The following comment refers to this/these guideline(s)

Guideline 13

Providing public access to research results

As a rule, researchers make all results available as part of scientific/academic discourse. In specific cases, however, there may be reasons not to make results publicly available (in the narrower sense of publication, but also in a broader sense through other communication channels); this decision must not depend on third parties. Researchers decide autonomously – with due regard for the conventions of the relevant subject area – whether, how and where to disseminate their results. If it has been decided to make results available in the public domain, researchers describe them clearly and in full. Where possible and reasonable, this includes making the research data, materials and information on which the results are based, as well as the methods and software used, available and fully explaining the work processes. Software programmed by researchers themselves is made publicly available along with the source code. Researchers provide full and correct information about their own preliminary work and that of others.

Explanations:

In the interest of transparency and to enable research to be referred to and reused by others, whenever possible researchers make the research data and principal materials on which a publication is based available in recognised archives and repositories in accordance with the FAIR principles (Findable, Accessible, Interoperable, Reusable). Restrictions may apply to public availability in the case of patent applications. If self-developed research software is to be made available to third parties, an appropriate licence is provided.

In line with the principle of “quality over quantity”, researchers avoid splitting research into inappropriately small publications. They limit the repetition of content from publications of which they were (co-)authors to that which is necessary to enable the reader to understand the context.

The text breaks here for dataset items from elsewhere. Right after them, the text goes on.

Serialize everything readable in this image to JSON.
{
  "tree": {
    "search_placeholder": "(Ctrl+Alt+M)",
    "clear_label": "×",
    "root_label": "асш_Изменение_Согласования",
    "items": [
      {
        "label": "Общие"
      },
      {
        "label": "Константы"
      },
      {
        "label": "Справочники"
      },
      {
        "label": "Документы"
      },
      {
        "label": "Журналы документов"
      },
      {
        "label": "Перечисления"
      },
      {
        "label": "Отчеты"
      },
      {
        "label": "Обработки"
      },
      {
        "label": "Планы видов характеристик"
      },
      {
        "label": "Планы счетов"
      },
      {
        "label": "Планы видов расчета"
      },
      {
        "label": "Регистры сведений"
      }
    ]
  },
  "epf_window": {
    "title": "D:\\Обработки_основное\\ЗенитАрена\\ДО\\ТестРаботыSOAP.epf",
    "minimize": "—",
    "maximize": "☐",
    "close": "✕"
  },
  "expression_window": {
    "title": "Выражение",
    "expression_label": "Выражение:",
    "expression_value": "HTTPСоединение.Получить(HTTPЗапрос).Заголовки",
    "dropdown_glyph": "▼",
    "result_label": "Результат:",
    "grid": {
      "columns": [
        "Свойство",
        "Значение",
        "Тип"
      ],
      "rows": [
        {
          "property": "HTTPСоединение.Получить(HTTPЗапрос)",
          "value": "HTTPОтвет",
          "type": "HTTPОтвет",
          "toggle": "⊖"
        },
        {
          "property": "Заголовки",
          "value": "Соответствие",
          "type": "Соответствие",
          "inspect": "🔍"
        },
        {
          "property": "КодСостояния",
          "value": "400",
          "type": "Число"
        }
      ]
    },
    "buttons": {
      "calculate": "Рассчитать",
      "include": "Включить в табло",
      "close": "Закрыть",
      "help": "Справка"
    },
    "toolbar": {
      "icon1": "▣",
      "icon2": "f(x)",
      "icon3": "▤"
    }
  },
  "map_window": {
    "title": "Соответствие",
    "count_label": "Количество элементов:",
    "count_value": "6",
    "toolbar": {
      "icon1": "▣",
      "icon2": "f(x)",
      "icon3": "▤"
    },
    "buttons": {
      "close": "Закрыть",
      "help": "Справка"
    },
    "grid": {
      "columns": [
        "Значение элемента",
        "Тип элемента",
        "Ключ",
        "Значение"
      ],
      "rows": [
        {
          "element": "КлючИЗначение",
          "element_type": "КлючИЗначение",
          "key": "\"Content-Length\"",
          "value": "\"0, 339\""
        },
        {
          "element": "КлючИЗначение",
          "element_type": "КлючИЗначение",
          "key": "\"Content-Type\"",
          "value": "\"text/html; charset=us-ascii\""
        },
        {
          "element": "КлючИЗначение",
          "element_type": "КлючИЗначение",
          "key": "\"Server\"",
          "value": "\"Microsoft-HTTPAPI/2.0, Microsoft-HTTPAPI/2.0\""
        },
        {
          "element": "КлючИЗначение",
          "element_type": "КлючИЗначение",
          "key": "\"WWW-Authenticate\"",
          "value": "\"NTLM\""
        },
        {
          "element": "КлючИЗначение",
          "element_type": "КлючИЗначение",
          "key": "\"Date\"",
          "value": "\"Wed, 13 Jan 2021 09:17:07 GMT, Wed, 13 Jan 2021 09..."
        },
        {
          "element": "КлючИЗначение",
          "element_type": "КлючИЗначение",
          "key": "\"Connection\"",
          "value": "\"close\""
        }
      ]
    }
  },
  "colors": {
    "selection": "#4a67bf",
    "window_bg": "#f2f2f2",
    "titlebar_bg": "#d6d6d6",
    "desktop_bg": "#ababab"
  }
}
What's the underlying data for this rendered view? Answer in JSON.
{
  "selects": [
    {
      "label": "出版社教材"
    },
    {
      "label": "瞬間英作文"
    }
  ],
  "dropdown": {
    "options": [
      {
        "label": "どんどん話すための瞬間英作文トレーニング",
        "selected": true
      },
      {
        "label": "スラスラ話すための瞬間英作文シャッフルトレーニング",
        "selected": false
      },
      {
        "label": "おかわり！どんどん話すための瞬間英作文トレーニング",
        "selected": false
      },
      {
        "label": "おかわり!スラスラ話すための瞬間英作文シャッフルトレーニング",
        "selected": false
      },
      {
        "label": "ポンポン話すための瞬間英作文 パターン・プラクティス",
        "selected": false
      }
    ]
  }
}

They cite results previously made publicly available unless, in exceptional cases, this is deemed unnecessary by the general conventions of the discipline.

Use of chemistry-specific repositories

Research results usually appear in publications, and this is how access to them is enabled. In experimental chemistry, they should ideally also be deposited in chemistry-specific repositories in the form of data and materials (e.g. as chemical substances).

Data: Public access to data as a research outcome should be guaranteed by research data repositories. Examples of chemistry-specific repositories include Cambridge Structural Database (CSD), Chemotion Repository, StrendaDB and NOMAD. Examples of databases that can be used to provide additional data are nmrshiftdb2, massbank and Suprabank. Research data repositories for chemistry are being developed and evolved for chemistry as part of the National Research Data Infrastructure – an example here is the NFDI4Chem initiative.

Substances/Materials: Wherever possible and appropriate, materials should be centrally registered, stored and made available for review and re-use, in the same way as digital research results. Molecular and material archives offer the advantage of facilitating the findability of materials due to high visibility and also ensure central availability in the long term.